– Антоныч, – сказал ему ротный. – Видишь, где у них пулемет?
– Вижу, – дыша морозом, ответил Антонов.
– Возьми своих ребят. Все лишнее оставьте во взводе. Автоматы, по три гранаты. Надо брать пулеметчиков.
Антоныч молчал. Думал.
– Ты, Володя, прав только в одном, – наконец отозвался тот. – А если ганс не за веревочку дергает, а сидит за пулеметом, завернутый в одеяла и бабьи шубы?
– Потому и поручаю тебе это задание. Как земляку и другу, – сказал ротный.
– Понял.
Отделение лыжников обогнуло рощицу левее домов, выходивших в поле, свернуло на чистое. И в это время в лица разведчиков бесшумно зашлепал влажный снег. Начиналась очередная ночная метель. Но какая! Запахло оттепелью.
– Надо подождать. – И Антонов сделал знак рукой.
Все шестеро залегли. Через минуту снег уже шуршал повсюду.
– Вперед. – Старший сержант команды подавал шепотом.
Теперь лыжи скользили по рыхлому снегу бесшумно. Первым шел Антонов.
Пулемет простучал левее, у дороги. Там началось какое-то движение. Неужели сани? Антонов напряг зрение: точно, на проселке над зубчаткой снежного отвала время от времени мелькала голова и круп коня. Теперь внимание дежурных пулеметчиков приковано к своему транспорту, уходившему по проселку в сторону леса. «Вернуться назад? Ведь наши сейчас сцапают этих обозников за милую душу. И рисковать не надо. Лезть под пулемет…»
– Ну что, командир? – будто читая его мысли, дохнул в ухо пулеметчик Аничкин.
– Оставайся здесь. Прикроешь нас, если уходить придется шумно, – приказал ему Антонов.
– Понял. – И пулеметчик начал устраиваться в снегу. Быстро отстегнул лыжи, вынул из чехла саперную лопатку и принялся отрывать в снегу окоп.
Когда до околицы и крайнего дома, откуда время от времени секло пламя пулемета, оставалось метров восемьдесят, Антонов приказал лыжникам остановиться и ждать, когда он оторвется на двадцать шагов.
– Следующие за мной – Смирнов и Гаврилов. Потом остальные, интервал тот же.
Он летел к крайнему двору, как когда-то, в другой жизни, на соревнованиях за сто метров до финиша. Он знал, что обладает только одним преимуществом, и его решил использовать на полную катушку.
Немецкий пулеметчик был не один. Из сугроба с намороженным бруствером, который немцы, должно быть, неделю поливали водой и утрамбовывали мокрым снегом, торчали две грязно-белые каски. Одна шевельнулась и, похоже, вскрикнула. Но он успел отстегнуть лыжи и, перехватив ППШ, ударил по ней прикладом, целясь в самую макушку углом металлической накладки. Второй немец бросился на него и, дыша луковым духом, с ревом победителя опрокинул Антонова. Но на него навалились сразу две белые тени, сорвали каску, зажали рот, начали скручивать.

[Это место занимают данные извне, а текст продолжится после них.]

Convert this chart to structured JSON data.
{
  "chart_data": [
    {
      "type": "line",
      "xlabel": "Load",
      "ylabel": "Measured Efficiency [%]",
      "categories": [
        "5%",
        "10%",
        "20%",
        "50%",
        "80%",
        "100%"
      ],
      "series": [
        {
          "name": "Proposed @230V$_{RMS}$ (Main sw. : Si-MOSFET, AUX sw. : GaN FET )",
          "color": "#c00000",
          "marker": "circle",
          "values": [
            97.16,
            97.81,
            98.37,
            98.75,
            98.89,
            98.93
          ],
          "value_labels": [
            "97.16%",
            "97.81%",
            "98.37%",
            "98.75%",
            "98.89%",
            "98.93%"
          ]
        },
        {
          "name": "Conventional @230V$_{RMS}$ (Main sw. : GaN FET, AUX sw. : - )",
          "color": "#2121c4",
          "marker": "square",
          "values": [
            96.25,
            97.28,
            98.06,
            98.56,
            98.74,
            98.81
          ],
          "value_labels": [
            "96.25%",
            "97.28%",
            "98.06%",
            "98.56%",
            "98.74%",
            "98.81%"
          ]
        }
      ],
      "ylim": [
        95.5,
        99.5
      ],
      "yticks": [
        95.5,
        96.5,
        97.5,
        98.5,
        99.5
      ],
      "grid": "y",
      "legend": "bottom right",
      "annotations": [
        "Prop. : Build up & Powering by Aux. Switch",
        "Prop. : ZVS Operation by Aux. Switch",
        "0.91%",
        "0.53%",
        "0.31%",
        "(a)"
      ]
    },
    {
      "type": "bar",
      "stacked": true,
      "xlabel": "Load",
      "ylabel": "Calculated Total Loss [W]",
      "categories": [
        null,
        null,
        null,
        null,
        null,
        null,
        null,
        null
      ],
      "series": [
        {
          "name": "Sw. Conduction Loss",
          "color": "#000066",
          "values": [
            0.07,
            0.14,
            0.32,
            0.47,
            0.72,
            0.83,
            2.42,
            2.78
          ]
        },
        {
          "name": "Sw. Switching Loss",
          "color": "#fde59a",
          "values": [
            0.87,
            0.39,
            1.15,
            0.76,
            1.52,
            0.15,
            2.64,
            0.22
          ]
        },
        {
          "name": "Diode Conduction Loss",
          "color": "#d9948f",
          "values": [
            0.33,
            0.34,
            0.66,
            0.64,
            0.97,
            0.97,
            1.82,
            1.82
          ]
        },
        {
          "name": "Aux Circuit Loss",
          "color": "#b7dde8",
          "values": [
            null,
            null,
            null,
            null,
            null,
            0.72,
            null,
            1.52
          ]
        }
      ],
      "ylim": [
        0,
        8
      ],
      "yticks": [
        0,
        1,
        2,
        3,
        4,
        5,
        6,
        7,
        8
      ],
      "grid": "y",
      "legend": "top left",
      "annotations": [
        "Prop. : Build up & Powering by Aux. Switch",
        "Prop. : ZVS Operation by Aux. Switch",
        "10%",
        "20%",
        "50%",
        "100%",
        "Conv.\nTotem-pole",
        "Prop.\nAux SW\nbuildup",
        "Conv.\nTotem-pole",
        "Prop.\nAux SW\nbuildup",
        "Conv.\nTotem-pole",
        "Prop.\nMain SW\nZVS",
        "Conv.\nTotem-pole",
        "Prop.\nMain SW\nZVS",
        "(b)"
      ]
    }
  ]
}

– Уходим, ребята! Уходим, пока тихо, – скомандовал Антонов.
Пулемет, скорострельный МГ-34, сняв со станка, уносили с собой. Лыжники тащили и коробки с лентами. Они не впишут его в трофеи, и пулемет останется во взводе и будет ему служить до самого лета, пока взвод, включенный в танковую бригаду, не попадет в окружение и не погибнет целиком при выходе, напоровшись на немецкий заслон.
Немцев они тащили по очереди. Силы придавала удача. Только когда добежали до опушки, позади послышались выстрелы. Немцы палили из винтовок. Их огонь был редким. Пули шоркали где-то вверху, в ветках сосен. Лыжники, добежав до расчищенного проселка, в изнеможении повалились на утоптанную колею и засмеялись.
– Ну что, Антоныч, – сказал ему ротный, – поздравляю. Ты взял хороших немцев. Непростых. Эсэсовцы. Четвертый мотопехотный полк «Фюрер».